Sensei Okihara menambahkan, "Sebagai seorang guru bahasa Inggris saya selalu mempertanyakan kembali, apakah yang saya ajarkan memang penting? What is the role of teaching English in non- English speaking countries? Melalui penelitian saya senantiasa berusaha mencari kembali jawaban."
Saya kemudian berbincang-bincang dengan dia mengenai banyak hal. Saya katakan bahwa pada dasarnya saya lebih senang apabila pembelajaran sains dan matematika di sekolah (khususnya di sekolah negeri) menggunakan bahasa Indonesia. Saya bercerita mengenai tren sekolah bilingual di Indonesia, mengenai bagaimana Rintisan Sekolah Bertaraf Internasional (RSBI) berkembang dengan sangat cepat meski tanpa persiapan yang matang, termasuk mengenai perjuangan teman-teman di Mahkamah Konstitusi.

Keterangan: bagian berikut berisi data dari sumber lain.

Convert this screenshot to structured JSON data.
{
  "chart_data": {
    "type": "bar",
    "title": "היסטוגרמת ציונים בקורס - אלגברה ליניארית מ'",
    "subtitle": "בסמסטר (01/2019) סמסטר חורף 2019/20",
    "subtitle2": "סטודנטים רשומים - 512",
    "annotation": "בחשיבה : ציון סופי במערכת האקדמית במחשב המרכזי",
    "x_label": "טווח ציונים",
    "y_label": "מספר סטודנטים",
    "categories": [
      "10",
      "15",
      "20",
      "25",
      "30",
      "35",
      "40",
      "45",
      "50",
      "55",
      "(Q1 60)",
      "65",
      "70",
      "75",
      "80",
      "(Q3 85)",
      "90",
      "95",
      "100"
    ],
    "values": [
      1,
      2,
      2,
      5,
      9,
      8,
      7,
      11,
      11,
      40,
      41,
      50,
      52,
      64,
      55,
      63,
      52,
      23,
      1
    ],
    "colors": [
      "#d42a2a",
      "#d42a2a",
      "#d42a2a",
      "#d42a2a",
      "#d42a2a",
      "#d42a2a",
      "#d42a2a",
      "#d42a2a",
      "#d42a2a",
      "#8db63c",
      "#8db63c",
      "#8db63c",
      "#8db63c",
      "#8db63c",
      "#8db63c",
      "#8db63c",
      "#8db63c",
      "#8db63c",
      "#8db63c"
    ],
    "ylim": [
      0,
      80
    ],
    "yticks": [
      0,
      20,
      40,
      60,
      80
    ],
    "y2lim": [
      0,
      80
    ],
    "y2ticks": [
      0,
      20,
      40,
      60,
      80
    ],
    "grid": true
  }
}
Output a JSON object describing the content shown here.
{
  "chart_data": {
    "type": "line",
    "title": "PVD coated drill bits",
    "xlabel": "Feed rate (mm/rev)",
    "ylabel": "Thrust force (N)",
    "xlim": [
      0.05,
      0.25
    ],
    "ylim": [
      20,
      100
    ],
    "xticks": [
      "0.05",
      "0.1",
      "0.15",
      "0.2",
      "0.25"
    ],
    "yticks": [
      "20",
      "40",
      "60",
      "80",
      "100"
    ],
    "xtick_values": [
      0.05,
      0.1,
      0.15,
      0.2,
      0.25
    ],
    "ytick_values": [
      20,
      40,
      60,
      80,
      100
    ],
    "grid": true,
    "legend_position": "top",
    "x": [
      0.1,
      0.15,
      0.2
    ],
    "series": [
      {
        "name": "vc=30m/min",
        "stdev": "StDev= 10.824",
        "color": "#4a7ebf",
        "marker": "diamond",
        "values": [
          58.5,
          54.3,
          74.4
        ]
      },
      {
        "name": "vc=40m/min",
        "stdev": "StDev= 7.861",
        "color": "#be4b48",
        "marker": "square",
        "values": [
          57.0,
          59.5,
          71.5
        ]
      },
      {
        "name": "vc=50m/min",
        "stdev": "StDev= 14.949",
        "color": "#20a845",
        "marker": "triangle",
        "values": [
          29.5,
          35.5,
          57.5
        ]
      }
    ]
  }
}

"Saya pernah mengajar privat siswa SMP yang berasal dari SD yang sangat bagus. Ketika dia masuk SMP, masuk ke sekolah RSBI. Setiap hari dia sibuk menghafal definisi-definisi sains dan matematika dalam bahasa Inggris. Misalnya, 'accute angle artinya sudut lancip' tanpa benar-benar belajar matematikanya. Bahkan saat pelajaran sains dia sibuk menghafal 'capilarity is the up and down of water in an object' padahal definisi kapilaritas bukan seperti itu. Bahkan yang mengagetkan adalah guru di sekolah menggunakan Google Translate untuk menerjemahkan materi-materi berbahasa Indonesia ke dalam bahasa Inggris. Padahal kualitas terjemahan Google Translate biasanya secara konteks tidak selalu tepat. Akibatnya, pembelajaran bahasa Inggris juga tidak dapat, begitu juga dengan sains dan matematikanya. Apalagi ketika gurunya tidak memiliki kompetensi untuk mengajar dalam bahasa Inggris?"
"Kompetensi terhadap konten atau kompetensi untuk mengajarkan bidang tersebut dalam bahasa Inggris?" tanya Sensei Okihara.
Saya mengatakan bisa keduanya. Ada yang memang pemahamanan kontennya lemah, ada yang baik tetapi kesulitan ketika harus mengajarnya dalam bahasa Inggris, ada juga yang lemah di konten maupun bahasa Inggrisnya. "Di Jepang sendiri trennya bagaimana?" tanya saya pada Sensei Okihara.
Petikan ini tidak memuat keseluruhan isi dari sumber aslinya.